Yes, the title reads correctly. And if you are a parent, there is a high likelihood you will relate to the story I am about to tell.
Imagine my surprise when I logged in to my online banking account to discover a $395 purchase being held on my account from the Apple app store. I thought for sure it had to be fraud. It could not have been my son again. I had already been through this before. Unauthorized in-app purchases that my son had made because I had failed to set up my phone to enter a password before authorizing any transactions. I learned my lesson and set up the appropriate controls so that my son could not buy anything without my permission. Well, smarty pants did do it again, proceeding to buy $395 in gems in Hay Day only days later. When I asked him how he managed to do this when there was a password on the phone, he said, “I watched you type it in and remembered it.”
This happened a few years ago, well before FaceID and other biometrics became more widely available on mobile phones. While the security of mobile devices has transformed with the adoption of built-in biometrics features such as facial recognition, they are still limited in the world of mobile applications (and nearly unusable in the online channel). The use of physical biometrics to authenticate identity and transactions is on the rise in some cases. For example, the use of facial recognition to confirm in-app purchases will prevent my son from future swindles. However, in the broader world of banking and payments, there have been doubts about its ability to provide the necessary levels of trust in cases where money is involved and is limited to mostly mobile devices. In addition, there have been ethical concerns about racial bias and high false positives in some physical biometrics solutions.
Behavioral biometrics, on the other hand, continues to change the world of fraud prevention across a myriad of use cases and digital channels for financial institutions and payment providers without the limitations created by physical biometrics. Analyzing user behavior provides a wealth of insights to assure a level of trust around the authenticity of an identity or transaction. It also preserves the privacy of the user by looking at how – rather than what – personal data is entered.
Behavioral biometrics also looks beyond specific behavioral attributes of a user and compares them against a population of user profiles to determine whether it is associated with known genuine or fraudulent patterns. The use of data science, combined with machine learning models, call out behavioral anomalies that are not associated with a majority of genuine users in the larger population. This ongoing analysis is what helps organizations keep up with the rapid evolution of cybercrime attacks.
A recent innovation in behavioral biometrics is age analysis which involves looking at digital behavior patterns to predict the relative age of a user. This was developed as a way to enhance detection of fraud in the account opening process. In creating the solution, we set out to answer a simple question: Can keystroke dynamics, swipe patterns and other behavioral activities predict the accuracy of a user’s age group in a statistically significant way?

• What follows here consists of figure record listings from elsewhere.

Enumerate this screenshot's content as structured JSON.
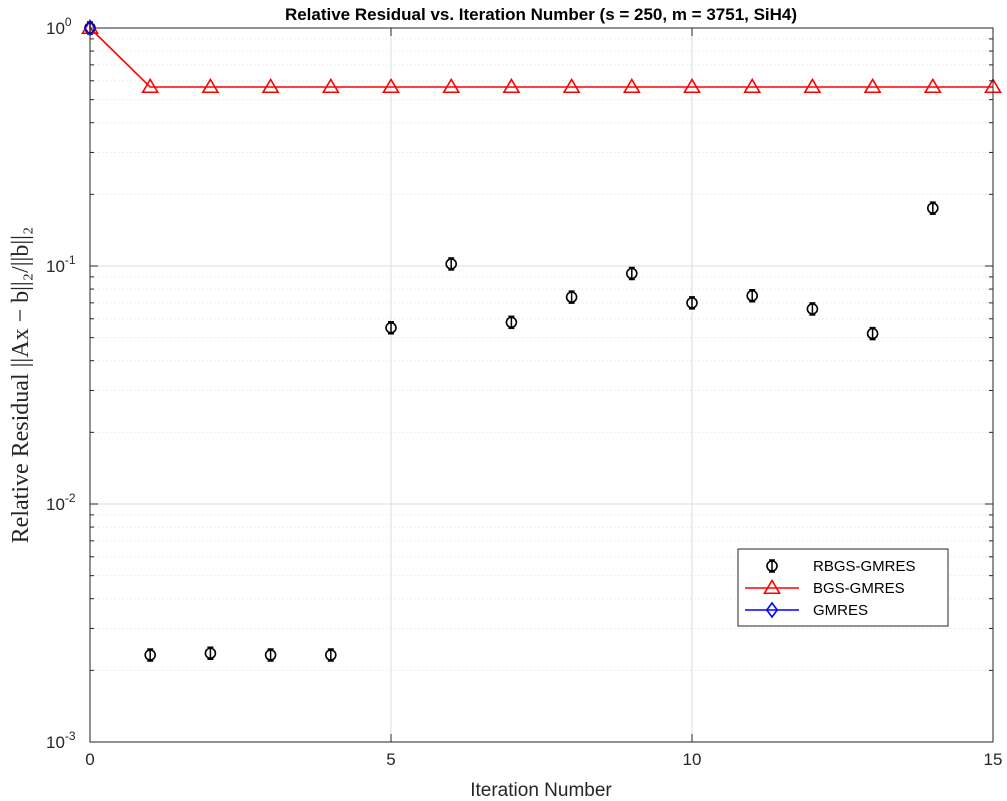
{
  "chart_data": {
    "type": "scatter",
    "title": "Relative Residual vs. Iteration Number (s = 250, m = 3751, SiH4)",
    "xlabel": "Iteration Number",
    "ylabel": "Relative Residual ||Ax − b||₂/||b||₂",
    "xlim": [
      0,
      15
    ],
    "ylim": [
      0.001,
      1
    ],
    "yscale": "log",
    "grid": true,
    "legend_position": "lower-right",
    "x_ticks": [
      {
        "value": 0,
        "label": "0"
      },
      {
        "value": 5,
        "label": "5"
      },
      {
        "value": 10,
        "label": "10"
      },
      {
        "value": 15,
        "label": "15"
      }
    ],
    "y_ticks": [
      {
        "value": 0.001,
        "base": "10",
        "exp": "-3"
      },
      {
        "value": 0.01,
        "base": "10",
        "exp": "-2"
      },
      {
        "value": 0.1,
        "base": "10",
        "exp": "-1"
      },
      {
        "value": 1,
        "base": "10",
        "exp": "0"
      }
    ],
    "series": [
      {
        "name": "RBGS-GMRES",
        "color": "#000000",
        "marker": "circle",
        "line": false,
        "error_bars": true,
        "x": [
          0,
          1,
          2,
          3,
          4,
          5,
          6,
          7,
          8,
          9,
          10,
          11,
          12,
          13,
          14
        ],
        "y": [
          1.0,
          0.00232,
          0.00236,
          0.00232,
          0.00232,
          0.055,
          0.102,
          0.058,
          0.074,
          0.093,
          0.07,
          0.075,
          0.066,
          0.052,
          0.175
        ]
      },
      {
        "name": "BGS-GMRES",
        "color": "#ff0000",
        "marker": "triangle",
        "line": true,
        "x": [
          0,
          1,
          2,
          3,
          4,
          5,
          6,
          7,
          8,
          9,
          10,
          11,
          12,
          13,
          14,
          15
        ],
        "y": [
          1.0,
          0.565,
          0.565,
          0.565,
          0.565,
          0.565,
          0.565,
          0.565,
          0.565,
          0.565,
          0.565,
          0.565,
          0.565,
          0.565,
          0.565,
          0.565
        ]
      },
      {
        "name": "GMRES",
        "color": "#0000ff",
        "marker": "diamond",
        "line": true,
        "x": [
          0
        ],
        "y": [
          1.0
        ]
      }
    ]
  }
}
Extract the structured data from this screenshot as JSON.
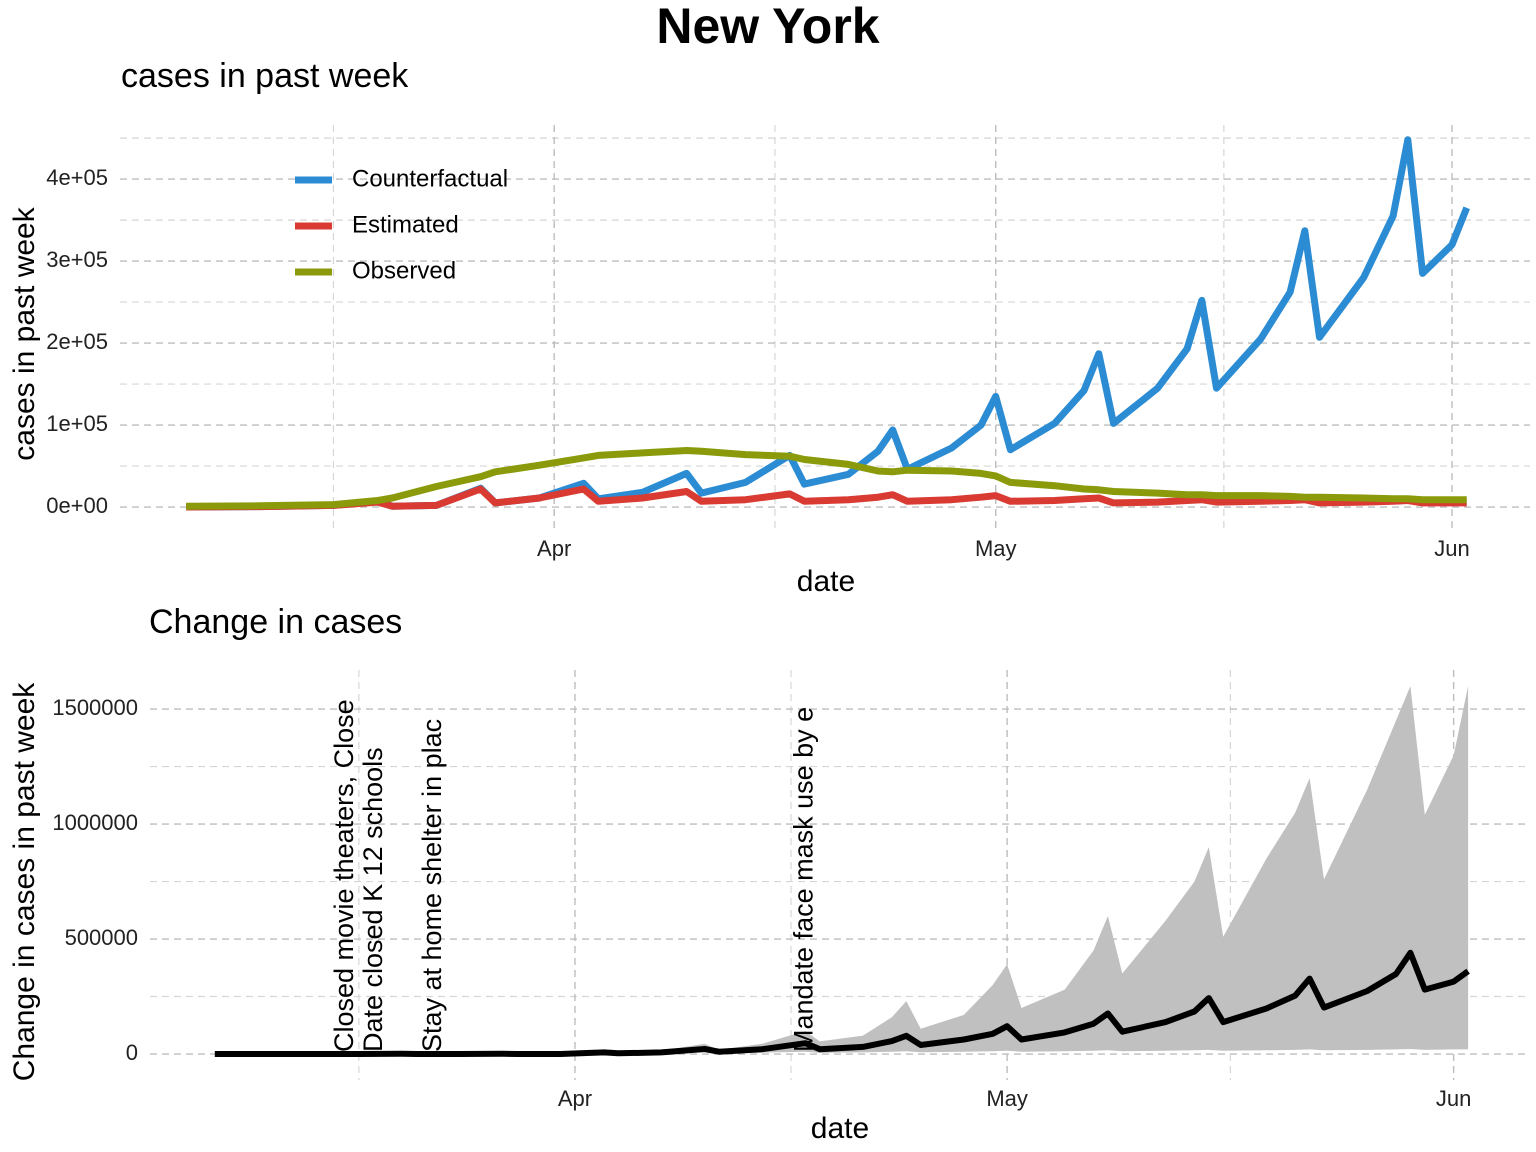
{
  "title": "New York",
  "chart_data": [
    {
      "type": "line",
      "subtitle": "cases in past week",
      "x_label": "date",
      "y_label": "cases in past week",
      "x": [
        67,
        72,
        77,
        80,
        81,
        84,
        87,
        88,
        91,
        94,
        95,
        98,
        101,
        102,
        105,
        108,
        109,
        112,
        114,
        115,
        116,
        119,
        121,
        122,
        123,
        126,
        128,
        129,
        130,
        133,
        135,
        136,
        137,
        140,
        142,
        143,
        144,
        147,
        149,
        150,
        151,
        153,
        154
      ],
      "series": [
        {
          "name": "Counterfactual",
          "color": "#2b8cd4",
          "values": [
            0,
            500,
            2000,
            7000,
            1000,
            2000,
            23000,
            5000,
            11000,
            29000,
            10000,
            18000,
            41000,
            17000,
            30000,
            63000,
            28000,
            40000,
            68000,
            94000,
            46000,
            72000,
            100000,
            135000,
            70000,
            102000,
            142000,
            187000,
            102000,
            145000,
            193000,
            252000,
            145000,
            205000,
            262000,
            337000,
            207000,
            280000,
            355000,
            448000,
            285000,
            320000,
            365000
          ]
        },
        {
          "name": "Estimated",
          "color": "#d93a32",
          "values": [
            0,
            500,
            2000,
            6000,
            1000,
            2000,
            22000,
            5000,
            11000,
            22000,
            7000,
            11000,
            19000,
            7000,
            9000,
            16000,
            7000,
            9000,
            12000,
            15000,
            7000,
            9000,
            12000,
            14000,
            7000,
            8000,
            10000,
            11000,
            5000,
            6000,
            8000,
            9000,
            6000,
            7000,
            8000,
            9000,
            5000,
            6000,
            7000,
            8000,
            5000,
            5000,
            5000
          ]
        },
        {
          "name": "Observed",
          "color": "#8a9a0a",
          "values": [
            1000,
            1500,
            3000,
            8000,
            11000,
            25000,
            37000,
            43000,
            51000,
            60000,
            63000,
            66000,
            69000,
            68000,
            64000,
            62000,
            58000,
            52000,
            44000,
            43000,
            45000,
            44000,
            41000,
            38000,
            30000,
            26000,
            22000,
            21000,
            19000,
            17000,
            15000,
            15000,
            14000,
            14000,
            13000,
            12000,
            12000,
            11000,
            10000,
            10000,
            9000,
            9000,
            9000
          ]
        }
      ],
      "xlim": [
        62.5,
        158.3
      ],
      "xticks": [
        {
          "value": 92,
          "label": "Apr"
        },
        {
          "value": 122,
          "label": "May"
        },
        {
          "value": 153,
          "label": "Jun"
        }
      ],
      "minor_xticks": [
        77,
        107,
        137.5
      ],
      "ylim": [
        -28000,
        466000
      ],
      "yticks": [
        {
          "value": 0,
          "label": "0e+00"
        },
        {
          "value": 100000,
          "label": "1e+05"
        },
        {
          "value": 200000,
          "label": "2e+05"
        },
        {
          "value": 300000,
          "label": "3e+05"
        },
        {
          "value": 400000,
          "label": "4e+05"
        }
      ],
      "minor_yticks": [
        50000,
        150000,
        250000,
        350000,
        450000
      ],
      "grid": true,
      "legend": "top-left"
    },
    {
      "type": "line",
      "subtitle": "Change in cases",
      "x_label": "date",
      "y_label": "Change in cases in past week",
      "x": [
        67,
        72,
        77,
        80,
        81,
        84,
        87,
        88,
        91,
        94,
        95,
        98,
        101,
        102,
        105,
        108,
        109,
        112,
        114,
        115,
        116,
        119,
        121,
        122,
        123,
        126,
        128,
        129,
        130,
        133,
        135,
        136,
        137,
        140,
        142,
        143,
        144,
        147,
        149,
        150,
        151,
        153,
        154
      ],
      "band": {
        "color": "#c0c0c0",
        "upper": [
          0,
          0,
          0,
          1000,
          0,
          0,
          1000,
          0,
          0,
          10000,
          5000,
          15000,
          45000,
          18000,
          45000,
          100000,
          55000,
          80000,
          160000,
          230000,
          110000,
          170000,
          300000,
          390000,
          200000,
          280000,
          450000,
          600000,
          350000,
          580000,
          750000,
          900000,
          510000,
          850000,
          1050000,
          1200000,
          760000,
          1150000,
          1450000,
          1600000,
          1040000,
          1300000,
          1600000
        ],
        "lower": [
          0,
          0,
          0,
          500,
          0,
          0,
          500,
          0,
          0,
          3000,
          1000,
          3000,
          8000,
          4000,
          6000,
          10000,
          5000,
          7000,
          10000,
          12000,
          8000,
          10000,
          12000,
          14000,
          10000,
          12000,
          14000,
          16000,
          12000,
          14000,
          16000,
          18000,
          14000,
          16000,
          18000,
          20000,
          16000,
          18000,
          20000,
          22000,
          18000,
          20000,
          20000
        ]
      },
      "series": [
        {
          "color": "#000000",
          "values": [
            0,
            0,
            0,
            1000,
            0,
            0,
            1000,
            0,
            0,
            7000,
            3000,
            7000,
            22000,
            10000,
            21000,
            47000,
            21000,
            31000,
            56000,
            79000,
            39000,
            63000,
            88000,
            121000,
            63000,
            94000,
            132000,
            176000,
            97000,
            139000,
            185000,
            243000,
            139000,
            198000,
            254000,
            328000,
            202000,
            274000,
            348000,
            440000,
            280000,
            315000,
            360000
          ]
        }
      ],
      "annotations": [
        {
          "text": "Closed movie theaters, Close",
          "x": 76.1
        },
        {
          "text": "Date closed K 12 schools",
          "x": 78.1
        },
        {
          "text": "Stay at home  shelter in plac",
          "x": 82.2
        },
        {
          "text": "Mandate face mask use by e",
          "x": 108
        }
      ],
      "xlim": [
        62.5,
        158.3
      ],
      "xticks": [
        {
          "value": 92,
          "label": "Apr"
        },
        {
          "value": 122,
          "label": "May"
        },
        {
          "value": 153,
          "label": "Jun"
        }
      ],
      "minor_xticks": [
        77,
        107,
        137.5
      ],
      "ylim": [
        -113000,
        1670000
      ],
      "yticks": [
        0,
        500000,
        1000000,
        1500000
      ],
      "minor_yticks": [
        250000,
        750000,
        1250000
      ],
      "grid": true
    }
  ]
}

The first thing that came to my mind when I heard about age analysis related to my opening story and got me wondering what types of digital behaviors could differentiate me from my son. There are, in fact, behavioral patterns that shift with age, such as the time required to shift from the Control key to a letter key during data input, mobile device orientation, and swiping patterns. For example, once you hit 40 years old, your keystrokes become slower every year by 2-3 millisecond on your shift-to-letter key press time. These anomalies are exhibited in one instance of a confirmed fraud case where a user was trying to apply for a new credit card. In the example, the applicant’s declared age was 72, but their behavior suggested they were much younger when comparing behaviors to the population of that age group, specifically the time it took to input their annual income. BioCatch was the only solution among the credit issuer’s fraud technology stack to declare the application high-risk.
Behavioral biometrics has also become a technological trailblazer for solving many other complex fraud use cases including social engineering scams, automated attacks, and mule account detection.